The McCain campaign has largely kept Palin away from media interviews and this Florida stop was no different. Not that any of her fans were bothered by the media's inability to ask the candidate questions.
"You're expecting a lady who just stepped in to be at your beck and call,'' said retired Army veteran J.T. Shirley of Marion County. "She'll be out there. She's not afraid of the press."
With nearly 70,000 seniors clustered in north-central Florida, The Villages is one of the nation's largest and fastest-growing retirement communities and one of Florida's greatest Republican strongholds. Bush won more than 60 percent of the 2004 vote here, and turnout approached 80 percent.
People take golf seriously in The Villages, and Palin sought common ground.
"Some people don't think Alaska and Florida have much in common, but we have a lot in common. For instance, we're both home to some of the nation's most passionate golfers,'' quipped Palin, who took time off the campaign trail Saturday to take her daughters to Disney World.

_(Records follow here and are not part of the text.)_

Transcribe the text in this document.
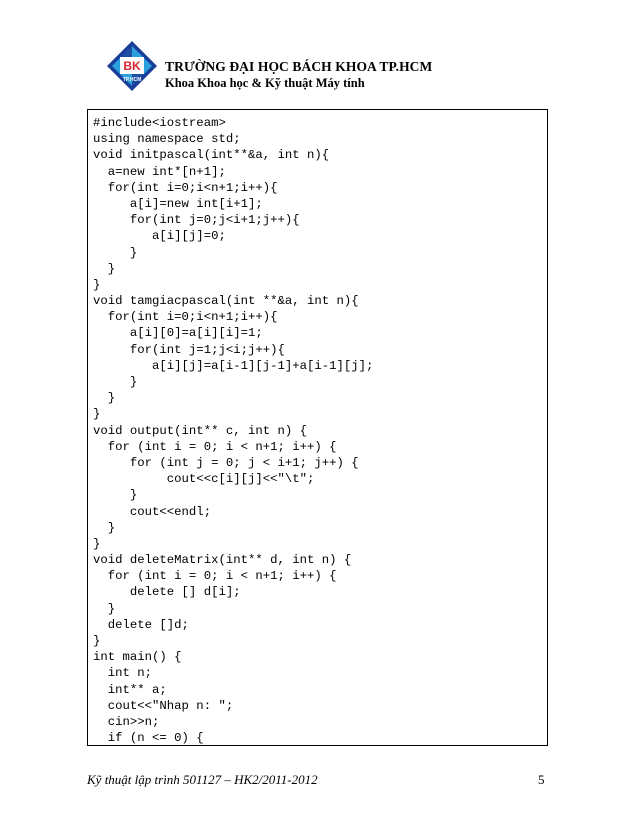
BK
TP.HCM
TRƯỜNG ĐẠI HỌC BÁCH KHOA TP.HCM
Khoa Khoa học & Kỹ thuật Máy tính
#include<iostream>
using namespace std;
void initpascal(int**&a, int n){
a=new int*[n+1];
for(int i=0;i<n+1;i++){
a[i]=new int[i+1];
for(int j=0;j<i+1;j++){
a[i][j]=0;
}
}
}
void tamgiacpascal(int **&a, int n){
for(int i=0;i<n+1;i++){
a[i][0]=a[i][i]=1;
for(int j=1;j<i;j++){
a[i][j]=a[i-1][j-1]+a[i-1][j];
}
}
}
void output(int** c, int n) {
for (int i = 0; i < n+1; i++) {
for (int j = 0; j < i+1; j++) {
cout<<c[i][j]<<"\t";
}
cout<<endl;
}
}
void deleteMatrix(int** d, int n) {
for (int i = 0; i < n+1; i++) {
delete [] d[i];
}
delete []d;
}
int main() {
int n;
int** a;
cout<<"Nhap n: ";
cin>>n;
if (n <= 0) {
Kỹ thuật lập trình 501127 – HK2/2011-2012	5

"Of course, there are some differences. Like golfers in Florida, we also dream of breaking into the 70s. But, in Alaska, we usually mean degrees. And up in Alaska, we refer to 'winter rules' simply as 'the rules.' "
Palin, acknowledging the economic crisis, promised a McCain-Palin administration would crack down with "better regulation" of Wall Street.
"This week, when the economic crisis threatened the livelihood of millions of Americans, John McCain took a clear stand and he offered his own recovery plan. Our opponent refused to even take a stand," Palin said.
Campaigning in Charlotte, N.C., on Sunday, Obama blasted McCain as ill-equipped to do much for the economy except continue the agenda of the Bush administration.
"We're now seeing the disastrous consequences of this philosophy all around us, on Wall Street as well as Main Street. And yet Senator McCain, who candidly admitted not long ago that he doesn't know as much about economics as he should, wants to keep going down the same, disastrous path."
Palin is headed to Pennsylvania today for a rally with McCain.